Said mother, Leda Caruso (the brilliant Olivia Colman) is a 48-year-old professor of Italian literature on summer vacation on a fictional Greek island. Almost as soon as she arrives, dark bodements encroach, including a bowl of rotting fruit, a piercing cicada, and an obnoxiously loud Italian-American family who interfere with the quiet ambiance of the beach. Although these phenomena may seem like normal disruptions one would expect on vacation, the shuddering tension imbued in the cinematography warns of something much more sinister.
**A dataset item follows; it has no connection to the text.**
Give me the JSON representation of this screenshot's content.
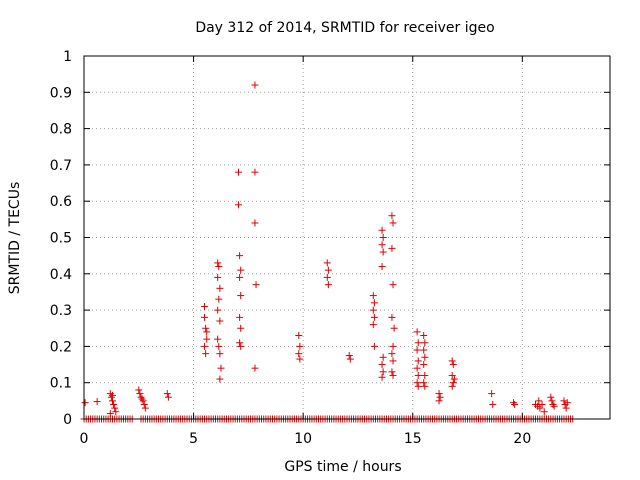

Nina (Dakota Johnson), the enchanting and languid young mother of the American family, and her three-year-old daughter, immediately capture Leda’s attention. When Leda notices the child go briefly missing, spurring Nina into a maternal panic, she is flooded with memories. The audience then meets twenty-something Leda (now portrayed by Jessie Buckley) fraught and splashing about in search of her own daughter Bianca at that same beach. Alarm colours her voice enough to prepare the viewer for imminent tragedy—but it doesn’t come until far later in the film.

When the climactic reveal unearths itself in Leda’s dialogue with Nina, it is not at all as harrowing as the viewer expects. The film sets viewers up for a stomach-churning revelation. But instead, we learn that Leda, battered inside and in great need of respite, renounced her role as a mother and left her daughters with her husband (Jack Farthing) for three years. The plot reveal is still incredibly unnerving because of how transgressive Leda’s aversion to motherhood seems. It is often said that motherhood is a crucially enlightening stage in a woman’s self-actualization; that it gives women a key purpose. Whether in film or in life, mothers are expected to willingly forgo their identities and submit to their duties. Like the Virgin Mary, they are to be selfless child-bearers devoid of sensuality. And above all, they are to relish  in these sacrifices.

Leda’s rejection of motherhood—however temporary—is deeply unsettling. Rarely is maternal defiance explored on screen, despite the much deeper sins that television has dared to portray. Of course, there have certainly been representations of anti-mother characters, as seen in Hereditary, Carrie, Cinderella. But almost always, if a mother character shows the slightest bit of resentment or dissatisfaction toward her role, she is immediately painted as a villain. 

It is immensely refreshing to see a character like Leda, one with such rich complexity that the audience simply cannot hate her, despite her selfish actions. Though the responsibilities of young parenthood seemed to weigh on her like a crushing burden, the film depicts Leda as anything but uncaring. In one scene, for instance, Leda takes a hairpin and combs it through the young mother Nina’s hair, securing it in her hat. Nina melts under Leda’s nurturing touch, closing her eyes to savour being looked after for once. Leda also often calls her now-grown children, smiling and at peace, and inquires about their lives, suggesting that her maternal relationship with them has become easier. In her flashbacks throughout the film, younger Leda can indeed be harsh and vengeful toward her children. But she can also be radiant, inquisitive, and at times even ardent with her daughters. Colman and Buckley’s stirring performances make it all the more impossible to condemn the character.

Leda’s absence, though undeniably selfish, was a desperate move for self-preservation. Women of her stock—who feel plundered by motherhood, not bolstered by it—do not only exist in fiction. Gyllenhaal does an excellent job introducing this insanely human posture to film. One can only hope that women continue to be portrayed as truly autonomous individuals rather than one-dimensional caregivers.